Disabilities come in countless forms and present an immense array of challenges that will be met only by a whole new era of creative thinking. “The New York City subway is a challenge for everyone, but mine begins with purchasing a ticket: I can’t reach the machines, even the accessible ones,” says Sinéad Burke, an Irish activist with dwarfism, who stands three feet, five inches tall. Burke can tick off the frustrations she encounters every few minutes of every day: the bank tellers who can’t see her, the maître d’ who mistakes her for a child, the passersby who shout rude jokes, the innumerable times she has to ask total strangers for help.

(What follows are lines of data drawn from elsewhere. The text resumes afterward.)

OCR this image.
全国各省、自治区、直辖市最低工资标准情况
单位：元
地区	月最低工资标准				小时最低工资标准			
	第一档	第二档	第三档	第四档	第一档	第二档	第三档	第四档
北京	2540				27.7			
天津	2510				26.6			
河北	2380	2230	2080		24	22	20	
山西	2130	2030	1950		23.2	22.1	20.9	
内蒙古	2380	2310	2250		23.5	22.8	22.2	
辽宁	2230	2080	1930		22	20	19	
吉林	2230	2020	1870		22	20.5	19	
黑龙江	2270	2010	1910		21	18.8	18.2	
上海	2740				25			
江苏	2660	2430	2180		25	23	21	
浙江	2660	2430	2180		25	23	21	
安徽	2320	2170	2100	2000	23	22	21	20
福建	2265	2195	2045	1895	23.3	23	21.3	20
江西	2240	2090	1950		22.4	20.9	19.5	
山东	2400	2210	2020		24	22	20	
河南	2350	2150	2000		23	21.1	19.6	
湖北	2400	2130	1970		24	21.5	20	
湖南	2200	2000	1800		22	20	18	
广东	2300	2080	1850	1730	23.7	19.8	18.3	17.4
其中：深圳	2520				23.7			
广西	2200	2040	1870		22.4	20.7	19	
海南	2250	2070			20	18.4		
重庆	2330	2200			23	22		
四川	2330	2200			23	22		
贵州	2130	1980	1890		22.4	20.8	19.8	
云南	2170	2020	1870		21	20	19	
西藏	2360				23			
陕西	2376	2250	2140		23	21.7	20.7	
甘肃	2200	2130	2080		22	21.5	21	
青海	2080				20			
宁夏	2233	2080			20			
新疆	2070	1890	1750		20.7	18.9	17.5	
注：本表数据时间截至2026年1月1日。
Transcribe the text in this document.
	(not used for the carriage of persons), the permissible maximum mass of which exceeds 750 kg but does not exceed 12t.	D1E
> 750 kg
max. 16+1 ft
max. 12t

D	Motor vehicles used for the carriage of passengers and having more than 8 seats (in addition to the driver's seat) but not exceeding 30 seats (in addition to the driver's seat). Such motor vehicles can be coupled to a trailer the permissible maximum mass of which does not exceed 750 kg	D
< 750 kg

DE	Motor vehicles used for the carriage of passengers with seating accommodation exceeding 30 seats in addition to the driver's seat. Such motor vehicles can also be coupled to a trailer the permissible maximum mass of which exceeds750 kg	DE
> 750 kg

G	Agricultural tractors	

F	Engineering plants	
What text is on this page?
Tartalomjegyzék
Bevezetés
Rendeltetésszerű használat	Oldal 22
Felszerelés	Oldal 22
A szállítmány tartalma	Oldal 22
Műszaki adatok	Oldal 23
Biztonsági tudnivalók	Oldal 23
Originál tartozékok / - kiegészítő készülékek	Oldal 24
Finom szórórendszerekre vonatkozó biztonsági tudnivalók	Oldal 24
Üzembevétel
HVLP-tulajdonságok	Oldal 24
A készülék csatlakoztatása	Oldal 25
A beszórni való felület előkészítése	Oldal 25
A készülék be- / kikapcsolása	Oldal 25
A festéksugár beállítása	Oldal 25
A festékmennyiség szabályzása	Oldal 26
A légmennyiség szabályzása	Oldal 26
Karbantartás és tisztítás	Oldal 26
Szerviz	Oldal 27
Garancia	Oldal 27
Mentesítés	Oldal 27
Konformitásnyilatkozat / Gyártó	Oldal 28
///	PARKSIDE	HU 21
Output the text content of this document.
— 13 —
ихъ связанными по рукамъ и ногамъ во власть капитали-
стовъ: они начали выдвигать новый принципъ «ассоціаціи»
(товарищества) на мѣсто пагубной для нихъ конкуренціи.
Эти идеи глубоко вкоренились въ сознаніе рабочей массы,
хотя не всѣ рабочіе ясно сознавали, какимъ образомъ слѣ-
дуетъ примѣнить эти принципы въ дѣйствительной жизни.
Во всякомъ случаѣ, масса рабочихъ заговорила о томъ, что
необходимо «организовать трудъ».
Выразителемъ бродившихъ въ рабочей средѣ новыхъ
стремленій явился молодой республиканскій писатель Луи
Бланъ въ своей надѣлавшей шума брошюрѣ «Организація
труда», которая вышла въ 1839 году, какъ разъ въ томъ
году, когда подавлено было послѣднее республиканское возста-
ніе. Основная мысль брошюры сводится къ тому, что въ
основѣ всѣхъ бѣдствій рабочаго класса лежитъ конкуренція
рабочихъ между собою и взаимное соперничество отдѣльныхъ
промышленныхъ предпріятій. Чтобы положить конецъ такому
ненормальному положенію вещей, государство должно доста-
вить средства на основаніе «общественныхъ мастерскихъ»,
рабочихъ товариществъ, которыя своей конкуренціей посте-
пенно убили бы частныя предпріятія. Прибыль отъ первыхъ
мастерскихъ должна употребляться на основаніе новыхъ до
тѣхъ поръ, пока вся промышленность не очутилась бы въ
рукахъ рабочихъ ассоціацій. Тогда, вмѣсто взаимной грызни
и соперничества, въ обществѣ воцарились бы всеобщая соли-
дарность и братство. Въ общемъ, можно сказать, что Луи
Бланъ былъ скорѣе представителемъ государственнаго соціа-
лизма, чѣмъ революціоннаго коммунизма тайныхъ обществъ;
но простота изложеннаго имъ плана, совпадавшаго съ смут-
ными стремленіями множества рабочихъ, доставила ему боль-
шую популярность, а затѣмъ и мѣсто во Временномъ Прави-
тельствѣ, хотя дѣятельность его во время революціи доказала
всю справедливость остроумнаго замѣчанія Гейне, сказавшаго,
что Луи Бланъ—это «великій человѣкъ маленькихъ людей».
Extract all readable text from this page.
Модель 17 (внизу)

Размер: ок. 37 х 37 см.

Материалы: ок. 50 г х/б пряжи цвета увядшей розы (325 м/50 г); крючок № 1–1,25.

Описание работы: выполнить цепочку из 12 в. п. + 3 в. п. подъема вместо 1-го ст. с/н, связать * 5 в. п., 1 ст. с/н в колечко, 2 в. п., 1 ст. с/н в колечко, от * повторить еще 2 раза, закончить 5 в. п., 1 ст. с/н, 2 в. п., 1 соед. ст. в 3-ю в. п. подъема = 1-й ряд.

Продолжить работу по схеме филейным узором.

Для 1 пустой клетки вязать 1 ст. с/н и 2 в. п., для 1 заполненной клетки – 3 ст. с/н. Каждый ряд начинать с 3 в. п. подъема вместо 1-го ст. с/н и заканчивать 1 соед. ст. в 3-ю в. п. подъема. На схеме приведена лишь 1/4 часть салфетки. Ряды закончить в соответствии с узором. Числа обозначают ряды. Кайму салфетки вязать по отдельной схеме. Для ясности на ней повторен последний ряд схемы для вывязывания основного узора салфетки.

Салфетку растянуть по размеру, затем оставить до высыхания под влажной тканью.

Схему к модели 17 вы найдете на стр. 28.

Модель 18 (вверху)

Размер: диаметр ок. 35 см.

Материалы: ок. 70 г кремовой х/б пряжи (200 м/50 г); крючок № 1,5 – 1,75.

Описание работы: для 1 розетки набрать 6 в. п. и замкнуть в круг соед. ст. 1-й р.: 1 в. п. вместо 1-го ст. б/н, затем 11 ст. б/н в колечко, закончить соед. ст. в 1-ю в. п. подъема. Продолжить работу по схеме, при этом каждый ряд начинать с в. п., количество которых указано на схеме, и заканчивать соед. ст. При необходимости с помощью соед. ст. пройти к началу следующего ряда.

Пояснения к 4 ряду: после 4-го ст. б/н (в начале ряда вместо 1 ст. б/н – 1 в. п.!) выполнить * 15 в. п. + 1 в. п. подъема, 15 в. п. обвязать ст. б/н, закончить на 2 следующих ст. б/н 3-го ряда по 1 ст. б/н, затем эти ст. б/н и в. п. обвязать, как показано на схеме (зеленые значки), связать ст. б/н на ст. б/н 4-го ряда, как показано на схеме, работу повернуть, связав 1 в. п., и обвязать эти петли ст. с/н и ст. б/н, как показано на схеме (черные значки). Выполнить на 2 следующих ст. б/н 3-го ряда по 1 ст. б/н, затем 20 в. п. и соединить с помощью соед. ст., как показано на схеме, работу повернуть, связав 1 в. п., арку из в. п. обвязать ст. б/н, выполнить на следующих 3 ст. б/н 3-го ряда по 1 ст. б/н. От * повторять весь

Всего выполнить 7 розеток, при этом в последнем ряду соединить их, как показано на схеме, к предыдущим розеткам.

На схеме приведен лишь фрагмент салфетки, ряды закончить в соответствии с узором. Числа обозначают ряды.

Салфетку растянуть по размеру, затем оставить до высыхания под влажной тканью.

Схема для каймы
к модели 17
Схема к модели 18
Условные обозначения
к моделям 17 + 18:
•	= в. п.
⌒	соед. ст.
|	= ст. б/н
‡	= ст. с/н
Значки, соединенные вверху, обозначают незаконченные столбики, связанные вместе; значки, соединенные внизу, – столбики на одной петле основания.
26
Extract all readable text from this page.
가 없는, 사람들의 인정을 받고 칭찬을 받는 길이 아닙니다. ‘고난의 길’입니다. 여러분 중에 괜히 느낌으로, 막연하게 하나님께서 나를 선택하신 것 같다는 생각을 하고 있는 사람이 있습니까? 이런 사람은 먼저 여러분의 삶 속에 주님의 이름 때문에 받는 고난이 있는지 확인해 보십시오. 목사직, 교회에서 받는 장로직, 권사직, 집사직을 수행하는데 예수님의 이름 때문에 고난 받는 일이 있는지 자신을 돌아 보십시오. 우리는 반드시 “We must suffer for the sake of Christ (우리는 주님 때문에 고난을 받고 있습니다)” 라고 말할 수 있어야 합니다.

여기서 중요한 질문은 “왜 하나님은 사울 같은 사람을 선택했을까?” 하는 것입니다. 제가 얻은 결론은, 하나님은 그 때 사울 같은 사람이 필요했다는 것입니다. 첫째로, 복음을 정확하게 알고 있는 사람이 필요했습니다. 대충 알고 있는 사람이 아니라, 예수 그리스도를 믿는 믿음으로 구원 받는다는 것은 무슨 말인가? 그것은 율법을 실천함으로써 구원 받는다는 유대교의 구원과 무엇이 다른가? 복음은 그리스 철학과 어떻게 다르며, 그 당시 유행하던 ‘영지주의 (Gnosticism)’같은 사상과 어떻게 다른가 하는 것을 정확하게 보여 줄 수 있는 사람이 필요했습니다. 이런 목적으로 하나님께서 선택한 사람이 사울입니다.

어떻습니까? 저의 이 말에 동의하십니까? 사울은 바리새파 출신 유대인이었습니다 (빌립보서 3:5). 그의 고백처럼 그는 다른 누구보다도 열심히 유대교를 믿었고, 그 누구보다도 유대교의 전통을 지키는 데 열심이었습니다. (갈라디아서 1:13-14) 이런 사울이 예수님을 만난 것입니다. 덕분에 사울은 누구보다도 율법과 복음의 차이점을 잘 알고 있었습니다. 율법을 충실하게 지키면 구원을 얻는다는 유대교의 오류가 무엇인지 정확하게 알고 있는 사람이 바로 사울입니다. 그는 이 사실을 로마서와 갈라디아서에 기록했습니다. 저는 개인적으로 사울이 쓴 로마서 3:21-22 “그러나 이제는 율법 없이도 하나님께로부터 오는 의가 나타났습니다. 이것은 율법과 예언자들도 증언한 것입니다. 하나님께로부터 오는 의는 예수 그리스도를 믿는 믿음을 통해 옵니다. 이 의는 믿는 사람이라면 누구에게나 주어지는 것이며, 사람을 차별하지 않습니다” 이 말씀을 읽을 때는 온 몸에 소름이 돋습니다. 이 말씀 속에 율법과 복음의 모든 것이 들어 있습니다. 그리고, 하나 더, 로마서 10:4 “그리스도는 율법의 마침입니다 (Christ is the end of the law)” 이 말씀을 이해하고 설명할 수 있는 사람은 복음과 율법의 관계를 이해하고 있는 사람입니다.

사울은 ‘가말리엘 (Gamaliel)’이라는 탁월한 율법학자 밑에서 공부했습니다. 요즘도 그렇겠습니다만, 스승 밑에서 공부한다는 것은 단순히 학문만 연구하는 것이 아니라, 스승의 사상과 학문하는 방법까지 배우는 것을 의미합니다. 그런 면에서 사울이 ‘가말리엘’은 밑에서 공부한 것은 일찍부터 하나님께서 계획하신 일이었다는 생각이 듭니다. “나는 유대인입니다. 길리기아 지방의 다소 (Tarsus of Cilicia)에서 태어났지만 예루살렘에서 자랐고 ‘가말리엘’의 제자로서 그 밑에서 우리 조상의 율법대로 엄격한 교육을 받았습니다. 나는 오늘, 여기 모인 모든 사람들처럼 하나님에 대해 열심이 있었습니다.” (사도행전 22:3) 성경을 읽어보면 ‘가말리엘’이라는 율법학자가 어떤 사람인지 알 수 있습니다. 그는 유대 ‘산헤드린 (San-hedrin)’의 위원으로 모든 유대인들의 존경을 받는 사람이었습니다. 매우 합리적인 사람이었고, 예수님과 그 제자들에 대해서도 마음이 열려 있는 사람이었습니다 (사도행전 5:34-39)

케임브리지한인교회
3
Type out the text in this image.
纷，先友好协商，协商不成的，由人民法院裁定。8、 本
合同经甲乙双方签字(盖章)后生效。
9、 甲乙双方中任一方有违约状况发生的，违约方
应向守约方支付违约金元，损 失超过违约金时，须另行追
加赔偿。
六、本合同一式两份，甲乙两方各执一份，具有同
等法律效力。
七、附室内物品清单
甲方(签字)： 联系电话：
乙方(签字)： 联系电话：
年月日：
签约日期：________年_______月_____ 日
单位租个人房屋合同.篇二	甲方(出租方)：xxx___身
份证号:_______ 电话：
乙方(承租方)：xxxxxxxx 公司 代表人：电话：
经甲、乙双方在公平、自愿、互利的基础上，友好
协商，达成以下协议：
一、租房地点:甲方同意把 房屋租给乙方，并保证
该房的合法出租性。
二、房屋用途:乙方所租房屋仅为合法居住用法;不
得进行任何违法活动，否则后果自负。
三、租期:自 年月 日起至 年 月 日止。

“My idyll would be to have the same independence you do, and have that so deeply ingrained in me,” she says. But people can adapt more quickly than buildings, buses, and streets. “When design is flawed, it’s an intergenerational project to fix it. In the interim we can deal with it through changes in the culture. We need to find a way of amplifying the voices of those who need assistance or would like to have the option of declining it.” Burke suggests that people with disabilities might, for instance, wear an instantly recognizable badge that would signal to passengers on a subway car, for instance, that they might offer to give up their seat. (That’s if they can get on the car at all.)
Burke says that the culture is changing, and the “intergenerational project” of redesigning cities for everyone has already begun. A combination of technology, activism, litigation, and resourcefulness is dragging the business of building into an era of more empathic design. Some designs cater to particular populations, such as people with autism or Alzheimer’s. The state of the art in inclusive architecture is probably the Musholm Sports Center in Denmark, where every detail is geared to helping people with physiques of every variety move, play, and sweat.
But it will take some fundamental changes in attitude and education. Instead of resenting the demands of the disabled as roadblocks, architects can and should treat them as sources of inspiration. They might, for example, sign on to the goals of universal design, which is based on the principle that making a place more practical for some winds up making it more convivial for all.
“Most designers have a negative attitude towards accessibility,” says Lisa Switkin, a senior principal at the ubiquitous landscape design firm Field Operations. “They think of it as something you have to do, using as little square footage as possible. For us, it’s part of the design philosophy. When you really know the rules, you can integrate them into the geometry of the space.” At Tongva Park in Santa Monica, Switkin’s firm sculpted a new topography: Gently rising pathways wind their way past an artificial waterfall and cactus beds, up to a romantic lookout over the Pacific Ocean. The result is not just a terrain that virtually everyone can navigate but a slow, contemplative trajectory that packs a lot of experience into a limited number of acres. The park’s success makes it clear that design has a central role to play in breaking down the way society sorts and segregates. When I ask Burke what she would say to a roomful of architects, she has an instant response: “Make accessibility beautiful.”